Au-delà de ces critiques de fond sur la politique conduite par le gouvernement, nous nous réjouissons que le texte ait permis, notamment grâce aux travaux en commission, d’enregistrer des évolutions majeures.
Je pense, d’abord, à l’affirmation du monopole public d’EDF sur la construction et l’exploitation des réacteurs électronucléaires, y compris sur les petits réacteurs modulaires, qui ne doivent pas être confiés à des acteurs privés.
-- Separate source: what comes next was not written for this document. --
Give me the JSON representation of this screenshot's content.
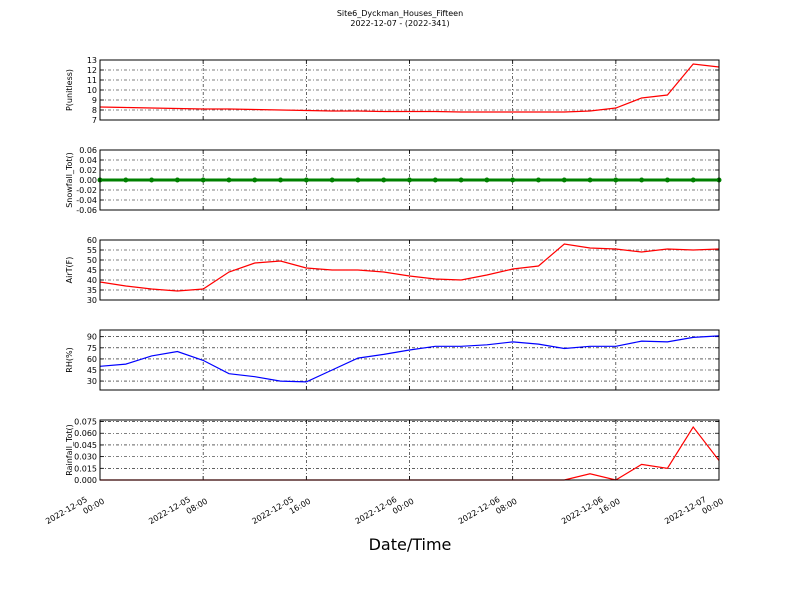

Je pense aussi à la révision du mode de calcul des tarifs réglementés de vente d’électricité, afin qu’ils reflètent les coûts de production, à l’introduction du principe de la transformation d’EDF en Epic, qui est pour nous une avancée majeure, ainsi qu’au rétablissement des tarifs réglementés du gaz. Nous défendrons bien sûr ces avancées, qui doivent être conservées.
Par ailleurs, le texte redonne la main au Parlement pour fixer les objectifs de politique énergétique liés aux réseaux électriques et à l’hydrogène ainsi qu’au développement des capacités d’énergie éolienne, hydrolienne et photovoltaïque, avec toutes les limites que ces chiffrages impliquent. En effet, ils dépendent prioritairement de notre capacité à électrifier massivement les usages, d’une part, et à anticiper les besoins en énergie liés à la nécessaire réindustrialisation du territoire et à la réduction des émissions importées, d’autre part.
À ce stade de l’examen du texte, nous avons cependant plusieurs regrets. Le premier tient à la suppression de l’article 3, qui visait à définir les objectifs de politique énergétique liés à l’énergie nucléaire. La réponse aux besoins d’énergie décarbonée au-delà de 2050 nécessitera de maintenir des capacités nucléaires importantes et d’éviter tout effet falaise dans la capacité de production. Nous devons donc réintroduire nos grandes ambitions dans ce domaine.
En outre, parce qu’ils répondent en partie au problème d’épuisement des ressources auquel devra faire face l’humanité dans les prochaines décennies et qu’ils permettent le traitement des combustibles usés actuels, nous devons renforcer, comme le proposait cet article, l’effort de recherche et d’innovation publiques sur les réacteurs nucléaires de quatrième génération.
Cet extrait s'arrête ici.